FileReadException on DBFS mounted filesystem

Use dbutils.fs.refreshMounts() to refresh mount points before referencing a DBFS path in your Spark job.

Written by Gobinath.Viswanathan

Last published at: April 11th, 2023

Problem

Your Apache Spark jobs are failing with a FileReadException error when attempting to read files on DBFS (Databricks File System) mounted paths.

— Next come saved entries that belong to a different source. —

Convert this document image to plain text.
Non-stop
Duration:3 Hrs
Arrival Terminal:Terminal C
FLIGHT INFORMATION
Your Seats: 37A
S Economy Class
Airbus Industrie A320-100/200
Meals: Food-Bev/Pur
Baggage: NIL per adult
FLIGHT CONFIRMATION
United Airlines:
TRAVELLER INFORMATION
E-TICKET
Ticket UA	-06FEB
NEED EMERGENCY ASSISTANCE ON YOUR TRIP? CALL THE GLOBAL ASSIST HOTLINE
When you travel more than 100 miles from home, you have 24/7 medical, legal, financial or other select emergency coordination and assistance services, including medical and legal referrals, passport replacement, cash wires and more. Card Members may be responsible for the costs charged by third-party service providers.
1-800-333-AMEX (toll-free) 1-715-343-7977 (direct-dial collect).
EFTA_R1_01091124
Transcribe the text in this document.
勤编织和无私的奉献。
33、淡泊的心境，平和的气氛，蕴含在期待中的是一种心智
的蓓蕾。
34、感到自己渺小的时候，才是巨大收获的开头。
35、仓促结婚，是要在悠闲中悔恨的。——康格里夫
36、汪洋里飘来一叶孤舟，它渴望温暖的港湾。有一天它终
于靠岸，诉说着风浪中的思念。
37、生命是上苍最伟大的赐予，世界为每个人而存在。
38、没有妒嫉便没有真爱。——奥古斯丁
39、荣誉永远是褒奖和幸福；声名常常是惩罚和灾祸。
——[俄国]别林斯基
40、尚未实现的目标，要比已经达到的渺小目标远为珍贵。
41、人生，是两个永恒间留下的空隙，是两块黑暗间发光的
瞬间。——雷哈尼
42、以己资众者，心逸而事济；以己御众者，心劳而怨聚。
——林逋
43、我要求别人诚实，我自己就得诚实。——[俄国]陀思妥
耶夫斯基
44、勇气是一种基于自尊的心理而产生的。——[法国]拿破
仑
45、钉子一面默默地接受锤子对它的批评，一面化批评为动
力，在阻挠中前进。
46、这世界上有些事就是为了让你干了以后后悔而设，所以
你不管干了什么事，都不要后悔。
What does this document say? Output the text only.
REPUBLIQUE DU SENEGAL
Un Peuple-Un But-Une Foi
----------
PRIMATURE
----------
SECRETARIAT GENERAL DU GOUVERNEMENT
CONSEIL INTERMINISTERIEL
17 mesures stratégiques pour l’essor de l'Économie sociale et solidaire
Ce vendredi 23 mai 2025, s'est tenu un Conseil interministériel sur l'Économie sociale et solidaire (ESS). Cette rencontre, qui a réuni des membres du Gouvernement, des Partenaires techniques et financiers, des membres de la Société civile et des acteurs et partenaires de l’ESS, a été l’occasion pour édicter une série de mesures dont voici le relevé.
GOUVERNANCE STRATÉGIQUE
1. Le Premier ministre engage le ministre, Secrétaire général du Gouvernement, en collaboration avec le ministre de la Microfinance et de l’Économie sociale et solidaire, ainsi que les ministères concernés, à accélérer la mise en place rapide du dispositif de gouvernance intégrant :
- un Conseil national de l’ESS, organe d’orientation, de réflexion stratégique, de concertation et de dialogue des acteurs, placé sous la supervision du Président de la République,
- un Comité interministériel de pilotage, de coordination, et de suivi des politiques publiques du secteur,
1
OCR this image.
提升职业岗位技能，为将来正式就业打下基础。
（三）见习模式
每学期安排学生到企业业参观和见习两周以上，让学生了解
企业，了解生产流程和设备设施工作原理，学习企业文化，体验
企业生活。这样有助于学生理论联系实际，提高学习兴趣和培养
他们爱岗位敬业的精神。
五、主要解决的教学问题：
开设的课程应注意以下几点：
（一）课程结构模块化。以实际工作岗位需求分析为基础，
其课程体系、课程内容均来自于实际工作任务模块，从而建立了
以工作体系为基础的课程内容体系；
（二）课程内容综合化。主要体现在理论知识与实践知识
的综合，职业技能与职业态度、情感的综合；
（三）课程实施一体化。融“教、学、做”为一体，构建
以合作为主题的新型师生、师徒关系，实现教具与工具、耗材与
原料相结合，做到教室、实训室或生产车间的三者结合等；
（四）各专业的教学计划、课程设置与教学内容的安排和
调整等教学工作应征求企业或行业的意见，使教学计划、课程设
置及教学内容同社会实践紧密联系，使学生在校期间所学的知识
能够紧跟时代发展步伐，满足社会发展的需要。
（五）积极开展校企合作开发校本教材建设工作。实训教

org.apache.spark.SparkException: Job aborted due to stage failure: Task x in stage y failed n times, most recent failure: Lost task 0.3 in stage 141.0 (TID 770) (x.y.z.z executor 0): com.databricks.sql.io.FileReadException: Error while reading file dbfs:/mnt/Cloudfolder/folder1/silver_table/part-00000-twerrx-abcd-4538-ae46-87041a4fxxxx-c000.snappy.parquet

Cause

A FileReadException error can occur when a job dynamically handles mounts. When a series of mounts and unmounts happen for the same path in the same workspace, the driver and the executors can end up with different paths at the same mount point, depending on when the cluster was started and/or the mount was initialized.

Solution

To prevent the error from occurring, you need to include the dbutils.fs.refreshMounts() command in your Spark job before you reference a DBFS path.

The dbutils.fs.refreshMounts() command refreshes the mount points in the current workspace. This ensures that the executors and driver have a current and consistent view of the mount, regardless of when the cluster was started and/or the mount was initialized.

For more information, please review the dbutils.fs.refreshMounts() documentation (AWS | Azure | GCP).

Delete

Info

If possible, you should refer to the direct path of the storage URI when running streaming jobs. If you have to use mounts, try to avoid repeated mounting and unmounting.